Elite Colleges More Sizzle than Substance

Recent studies say two things about the liberal arts. They’re very important…and they’re in a parlous state.

To figure out why they’re in trouble, ACTA looked at America’s finest liberal arts colleges in our new report, Education or Reputation? In addition to classic ACTA topics such as general education and academic freedom, we report on a host of measures of schools’ intellectual seriousness and management competence, including student academic engagement, grade inflation, faculty teaching loads, spending priorities, and the campus party culture. Consider:

Although the average endowment of these schools is almost $1 billion, elite colleges raised tuition and fees 6.2% to 17.1% above inflation over the last few years, a time when many families were cutting back on expenses.

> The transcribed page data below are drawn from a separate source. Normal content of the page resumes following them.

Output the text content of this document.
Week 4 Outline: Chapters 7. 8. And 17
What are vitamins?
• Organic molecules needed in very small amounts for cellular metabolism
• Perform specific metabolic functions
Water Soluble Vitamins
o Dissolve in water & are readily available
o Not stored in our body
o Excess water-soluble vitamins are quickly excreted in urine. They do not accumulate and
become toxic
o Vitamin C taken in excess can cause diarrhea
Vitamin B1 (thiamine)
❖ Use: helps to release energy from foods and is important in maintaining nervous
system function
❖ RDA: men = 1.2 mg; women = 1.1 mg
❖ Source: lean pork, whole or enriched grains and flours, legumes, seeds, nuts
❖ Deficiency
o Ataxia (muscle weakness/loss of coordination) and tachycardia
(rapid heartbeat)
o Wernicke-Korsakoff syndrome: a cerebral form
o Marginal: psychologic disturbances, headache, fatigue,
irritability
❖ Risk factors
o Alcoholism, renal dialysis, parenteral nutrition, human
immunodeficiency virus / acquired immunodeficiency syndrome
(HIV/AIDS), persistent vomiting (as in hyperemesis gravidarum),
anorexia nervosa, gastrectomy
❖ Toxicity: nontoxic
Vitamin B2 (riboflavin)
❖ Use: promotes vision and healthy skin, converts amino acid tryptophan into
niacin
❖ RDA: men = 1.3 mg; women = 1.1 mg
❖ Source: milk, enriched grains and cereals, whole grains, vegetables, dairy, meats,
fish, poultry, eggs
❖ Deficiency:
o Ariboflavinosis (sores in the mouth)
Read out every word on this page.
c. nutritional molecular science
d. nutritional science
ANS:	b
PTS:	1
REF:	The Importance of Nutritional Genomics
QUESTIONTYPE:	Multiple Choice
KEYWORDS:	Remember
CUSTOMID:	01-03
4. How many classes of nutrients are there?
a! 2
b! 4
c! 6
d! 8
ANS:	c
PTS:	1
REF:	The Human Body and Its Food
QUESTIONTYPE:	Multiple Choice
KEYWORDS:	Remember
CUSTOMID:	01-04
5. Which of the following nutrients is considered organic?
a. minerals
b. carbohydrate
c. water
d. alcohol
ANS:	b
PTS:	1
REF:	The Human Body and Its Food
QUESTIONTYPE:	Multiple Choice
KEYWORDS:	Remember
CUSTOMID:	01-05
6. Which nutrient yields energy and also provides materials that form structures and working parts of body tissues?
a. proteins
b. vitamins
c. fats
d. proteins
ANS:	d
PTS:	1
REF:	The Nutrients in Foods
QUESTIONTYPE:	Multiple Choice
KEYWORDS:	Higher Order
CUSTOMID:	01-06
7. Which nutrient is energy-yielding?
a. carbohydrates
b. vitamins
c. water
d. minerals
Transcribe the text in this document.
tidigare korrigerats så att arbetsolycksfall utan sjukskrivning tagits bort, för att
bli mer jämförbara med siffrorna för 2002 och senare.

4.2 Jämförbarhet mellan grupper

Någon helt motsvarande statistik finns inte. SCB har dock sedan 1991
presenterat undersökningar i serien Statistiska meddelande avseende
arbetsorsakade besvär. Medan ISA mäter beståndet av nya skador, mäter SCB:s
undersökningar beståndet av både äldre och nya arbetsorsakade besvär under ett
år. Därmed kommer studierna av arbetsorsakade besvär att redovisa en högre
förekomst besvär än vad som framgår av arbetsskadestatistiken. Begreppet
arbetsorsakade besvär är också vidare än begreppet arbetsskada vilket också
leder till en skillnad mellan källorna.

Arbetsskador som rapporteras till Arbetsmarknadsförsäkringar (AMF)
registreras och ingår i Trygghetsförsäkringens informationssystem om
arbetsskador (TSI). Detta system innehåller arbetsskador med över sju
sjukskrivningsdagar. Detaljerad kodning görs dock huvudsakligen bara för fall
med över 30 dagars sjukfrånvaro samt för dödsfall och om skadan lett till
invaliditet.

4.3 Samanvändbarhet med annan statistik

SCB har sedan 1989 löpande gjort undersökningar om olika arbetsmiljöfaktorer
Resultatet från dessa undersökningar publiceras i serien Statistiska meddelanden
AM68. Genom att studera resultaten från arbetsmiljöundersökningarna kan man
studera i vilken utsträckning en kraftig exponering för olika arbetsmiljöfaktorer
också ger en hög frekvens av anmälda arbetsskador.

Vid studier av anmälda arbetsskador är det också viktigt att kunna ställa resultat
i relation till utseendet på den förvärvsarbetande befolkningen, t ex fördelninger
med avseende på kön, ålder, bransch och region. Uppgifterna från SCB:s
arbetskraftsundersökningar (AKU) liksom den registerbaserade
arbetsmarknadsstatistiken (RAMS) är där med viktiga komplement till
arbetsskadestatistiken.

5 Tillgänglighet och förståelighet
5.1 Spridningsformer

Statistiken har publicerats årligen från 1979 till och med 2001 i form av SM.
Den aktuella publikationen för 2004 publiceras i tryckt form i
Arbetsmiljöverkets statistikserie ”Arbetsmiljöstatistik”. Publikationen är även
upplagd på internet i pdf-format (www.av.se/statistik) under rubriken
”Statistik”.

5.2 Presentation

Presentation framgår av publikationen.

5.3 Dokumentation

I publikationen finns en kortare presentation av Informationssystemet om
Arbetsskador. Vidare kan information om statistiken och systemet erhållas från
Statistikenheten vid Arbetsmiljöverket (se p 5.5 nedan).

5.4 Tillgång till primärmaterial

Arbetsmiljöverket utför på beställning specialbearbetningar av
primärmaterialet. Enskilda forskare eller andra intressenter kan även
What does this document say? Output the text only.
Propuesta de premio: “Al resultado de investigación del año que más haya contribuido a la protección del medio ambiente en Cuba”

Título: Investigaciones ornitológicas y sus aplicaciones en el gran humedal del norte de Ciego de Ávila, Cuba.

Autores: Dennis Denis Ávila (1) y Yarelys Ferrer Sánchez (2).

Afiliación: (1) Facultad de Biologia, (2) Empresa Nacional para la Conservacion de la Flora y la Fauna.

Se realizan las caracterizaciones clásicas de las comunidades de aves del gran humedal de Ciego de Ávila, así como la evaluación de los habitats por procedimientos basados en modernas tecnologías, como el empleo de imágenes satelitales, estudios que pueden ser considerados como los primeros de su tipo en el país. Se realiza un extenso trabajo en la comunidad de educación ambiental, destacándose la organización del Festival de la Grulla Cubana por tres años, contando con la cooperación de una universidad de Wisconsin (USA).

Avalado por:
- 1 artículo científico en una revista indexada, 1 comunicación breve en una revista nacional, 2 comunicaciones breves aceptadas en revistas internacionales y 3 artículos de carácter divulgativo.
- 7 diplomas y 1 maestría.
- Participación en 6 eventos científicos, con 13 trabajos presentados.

Not a single institution except for the military academies requires a foundational, college-level course in American history or government. Only two require an economics course; only five require a literature course.

Instead of cutting costs to lower tuition and help students graduate without crippling debt, half of the institutions allowed administrative spending to grow faster than instructional spending.

Many of these schools have seen explosive grade inflation. From 1960 to 2000, Williams College saw its average GPA increase by .66 (on a 4.0 scale), Wellesley’s by .82. Vassar’s jumped from 3.12 to 3.48 in less than 20 years.

Eleven of these institutions paid their presidents base salaries of $400,000 or more to run colleges that typically have fewer than 2,000 students. These presidents are paid as well as–or better than–President Obama.

And there are a host of other challenges, from poor academic engagement (many students’ weekly academic work amounts to considerably less than a full-time job) to speech codes and a culture of intellectual conformity.

Education or Reputation also examines a remarkable study of management-track employees conducted by Bell Labs throughout the 1960s and 1970s.  The study found that liberal arts majors progressed through Bell’s management ranks more rapidly, and in greater proportions, than employees with other academic backgrounds. A more recent study finds that, by the peak of liberal arts graduates’ careers (when they are aged 56-60), these graduates earn salaries highly competitive with those of graduates who hold pre-professional degrees.

A rigorous, broad based liberal education is still a powerful preparation for career-long accomplishment. The trouble is, today, many students at “liberal arts” colleges receive only a shadow of that education. ACTA’s report–which concludes with recommendations for across-the-board reform–points the way forward.